Les journées européennes de l’Obésité, le vendredi 24 mai et le samedi 25 mai 2013

Deux jours pour reprendre sa santé en main et encourager la prise de conscience collective

image-300x225

Qu’est ce que l’obésité ?

L’obésité est définie comme « un excès de poids par augmentation de la masse du tissu adipeux »Grave problème de santé publique car à l’origine de nombreuses complications, elle entraîne une surmortalité et touche des personnes de plus en plus jeunes. C’est devenu un enjeu de santé public, un enjeu mondial. 
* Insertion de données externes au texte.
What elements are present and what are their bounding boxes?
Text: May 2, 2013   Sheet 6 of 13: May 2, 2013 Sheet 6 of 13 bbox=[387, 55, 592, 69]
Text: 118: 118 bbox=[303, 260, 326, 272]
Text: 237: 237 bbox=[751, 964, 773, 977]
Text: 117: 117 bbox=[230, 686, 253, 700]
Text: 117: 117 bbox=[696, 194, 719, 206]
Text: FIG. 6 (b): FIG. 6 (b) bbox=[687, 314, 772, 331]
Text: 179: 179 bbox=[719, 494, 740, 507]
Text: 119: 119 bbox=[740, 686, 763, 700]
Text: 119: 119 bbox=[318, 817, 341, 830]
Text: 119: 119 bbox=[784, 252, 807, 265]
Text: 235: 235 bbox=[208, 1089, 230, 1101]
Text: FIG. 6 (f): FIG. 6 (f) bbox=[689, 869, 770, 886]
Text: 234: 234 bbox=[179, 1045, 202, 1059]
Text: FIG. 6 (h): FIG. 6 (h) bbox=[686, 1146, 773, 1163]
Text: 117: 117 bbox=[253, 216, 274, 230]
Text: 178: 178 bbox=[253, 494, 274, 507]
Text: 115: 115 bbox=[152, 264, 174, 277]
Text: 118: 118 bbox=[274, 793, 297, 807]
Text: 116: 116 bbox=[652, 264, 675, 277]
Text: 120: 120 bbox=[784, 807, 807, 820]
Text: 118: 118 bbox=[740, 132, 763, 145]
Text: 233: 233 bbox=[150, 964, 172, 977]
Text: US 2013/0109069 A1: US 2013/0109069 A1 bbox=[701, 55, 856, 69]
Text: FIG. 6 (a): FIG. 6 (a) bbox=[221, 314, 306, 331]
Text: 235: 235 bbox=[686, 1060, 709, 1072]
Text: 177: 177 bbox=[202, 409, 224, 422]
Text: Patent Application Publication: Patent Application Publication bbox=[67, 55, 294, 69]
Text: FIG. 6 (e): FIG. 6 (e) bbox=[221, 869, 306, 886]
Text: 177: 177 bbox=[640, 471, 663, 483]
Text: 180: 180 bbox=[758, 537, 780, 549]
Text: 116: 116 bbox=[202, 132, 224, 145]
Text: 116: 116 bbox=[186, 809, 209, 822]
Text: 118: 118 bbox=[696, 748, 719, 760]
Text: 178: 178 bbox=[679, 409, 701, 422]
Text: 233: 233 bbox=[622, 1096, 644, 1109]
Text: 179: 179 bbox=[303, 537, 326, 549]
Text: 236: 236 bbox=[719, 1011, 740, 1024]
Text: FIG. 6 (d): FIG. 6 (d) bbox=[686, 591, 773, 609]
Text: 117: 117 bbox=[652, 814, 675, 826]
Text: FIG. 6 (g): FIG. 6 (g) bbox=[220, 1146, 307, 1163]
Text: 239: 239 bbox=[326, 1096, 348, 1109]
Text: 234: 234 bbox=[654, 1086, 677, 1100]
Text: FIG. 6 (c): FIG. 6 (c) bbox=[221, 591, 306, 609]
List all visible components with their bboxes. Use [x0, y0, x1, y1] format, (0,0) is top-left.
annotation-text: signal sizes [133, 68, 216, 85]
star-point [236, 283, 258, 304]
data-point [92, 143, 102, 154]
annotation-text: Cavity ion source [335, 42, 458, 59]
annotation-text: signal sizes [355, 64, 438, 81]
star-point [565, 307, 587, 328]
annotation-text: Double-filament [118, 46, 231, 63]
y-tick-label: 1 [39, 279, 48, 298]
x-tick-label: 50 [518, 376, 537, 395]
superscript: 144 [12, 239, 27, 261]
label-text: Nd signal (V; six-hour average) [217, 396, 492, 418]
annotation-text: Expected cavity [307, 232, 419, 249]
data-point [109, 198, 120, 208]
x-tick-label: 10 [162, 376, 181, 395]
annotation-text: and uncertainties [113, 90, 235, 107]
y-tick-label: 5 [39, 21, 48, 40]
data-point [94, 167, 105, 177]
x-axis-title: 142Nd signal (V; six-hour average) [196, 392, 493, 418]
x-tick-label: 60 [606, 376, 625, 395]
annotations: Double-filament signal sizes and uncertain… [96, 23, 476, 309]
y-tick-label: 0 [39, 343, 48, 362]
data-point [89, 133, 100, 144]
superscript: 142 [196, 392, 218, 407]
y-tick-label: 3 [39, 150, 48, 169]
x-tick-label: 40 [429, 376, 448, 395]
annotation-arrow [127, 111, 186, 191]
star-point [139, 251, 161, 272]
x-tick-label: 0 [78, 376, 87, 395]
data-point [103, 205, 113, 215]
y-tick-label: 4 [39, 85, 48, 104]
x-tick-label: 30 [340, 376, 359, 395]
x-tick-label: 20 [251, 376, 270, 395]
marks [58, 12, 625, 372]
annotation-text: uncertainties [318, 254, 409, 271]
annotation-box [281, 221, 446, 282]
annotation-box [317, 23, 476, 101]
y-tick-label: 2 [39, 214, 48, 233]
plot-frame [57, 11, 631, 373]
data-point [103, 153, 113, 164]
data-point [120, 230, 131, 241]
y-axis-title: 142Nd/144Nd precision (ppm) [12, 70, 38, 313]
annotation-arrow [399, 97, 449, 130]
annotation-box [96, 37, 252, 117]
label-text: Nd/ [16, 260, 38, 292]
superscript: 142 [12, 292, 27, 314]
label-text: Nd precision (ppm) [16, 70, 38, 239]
L’OMS (Organisation Mondiale de la Santé) a défini les catégories en fonction de leur Indice de Masse Corporelle (IMC) selon la formule suivante :

IMC = Poids (en kg) / Taille² (en m²)

Classification  
Maigreur < 18,5
Normal 18,5 – 24,9
Surpoids 25,0 – 29,9
Obésité Modérées 30,0 – 34,9
Obésité Sévère 35,0 – 39,9
Obésité Massive > 40

Selon toutes les études, en plus des conséquences physiques, l’obésité a des conséquences psychologiques et sociétales considérables puisqu’elle doit faire face à une stigmatisation permanente. « L’inconscient collectif présuppose que la personne obèse est moins intelligente, manque de volonté et est incapable de se contrôler. »

Véhiculé par la mode, la publicité ou les médias, le lobby de la minceur et la chasse au moindre bourrelet sont devenus à tel point culpabilisant qu’une personne s’habillant en 40 ou 42 a l’impression de porter du XXL. Une étude 2012 de l’Inserm (Institut de la Santé et de la Recherche Médicale) réalisée en France  a démontré que sept femmes sur dix et un homme sur deux souhaiteraient perdre du poids. Pour 49,6% des sondés, cela leur permettrait de «se sentir mieux dans leur peau», tandis que seulement 11,8% évoquent des «problèmes de santé».  De plus 30% des femmes interrogées disent avoir déjà essayé cinq régimes dans leur vie et 9% en ont déjà fait plus de dix. Un comportement qui a franchi les portes du lycée, puisque 48% des élèves de corpulence normale jugent nécessaire de perdre quelques kilos. Autre sujet de préoccupation : l’inégalité de la population face à la prise de poids. L’enquête ObEpi Roche montre qu’un quart de la population dont le revenu mensuel est inférieur à 900€ souffre d’obésité contre seulement 7% chez les personnes qui touchent un salaire supérieur à 5.300€. 

Mais attention car si le phénomène régime continu de survivre, près de 80% des personnes ayant fait un régime reprennent leurs kilos voire plus. C’est le phénomène yo-yo.

Les journées européennes pour dit non aux diktats

Les journées européennes de l’obésité ont donc pour objectif t de pointer les effets pervers de certains régimes et d’inciter le public à devenir acteur de sa santé. Plutôt que d’opter pour une alimentation basée sur des interdits, il est préférable de faire confiance à une équipe médicale afin de procéder à un rééquilibrage alimentaire adapté à votre métabolisme, aux contexte familial, environnementale, professionnel, etc….

En France, les journées européennes de l’Obésité sont prises en charge par le collectif national des associations d’Obèses (CNAO, www.cnao.fr).

Les mots d’ordre 2103 ?

Stop aux régimes restrictifs qui suppriment le plaisir !

Stop aux couleurs sombres des vêtements comme si les couleurs n’étaient pas autorisées !

Stop aux discriminations sociales, scolaires, professionnelles !

Le programme de ces journées est divisé en deux parties. Ainsi le vendredi 24 mai 2013 sera consacré à la prévention avec de nombreux centres médicaux qui proposeront dans toute la France des conférence animées par des nutritionnistes, des chirurgiens, des psychologies et des professeurs d’éducations physiques. Le samedi 25 mai, place à des manifestations et des actions (activités sportives, piques niques, ateliers cuisine, calcul de l’indice de masse corporelle (IMC)…). Enfin, sur les deux jours, de nombreux centre hospitaliers proposeront des bilan santé. Pour connaitre toutes les animations, rendez-vous sur www.jean-cnao.fr

Pour rappel, 500 millions de personnes dans le monde sont touchés par l’obésité. C’est dorénavant la cinquième cause de mortalité.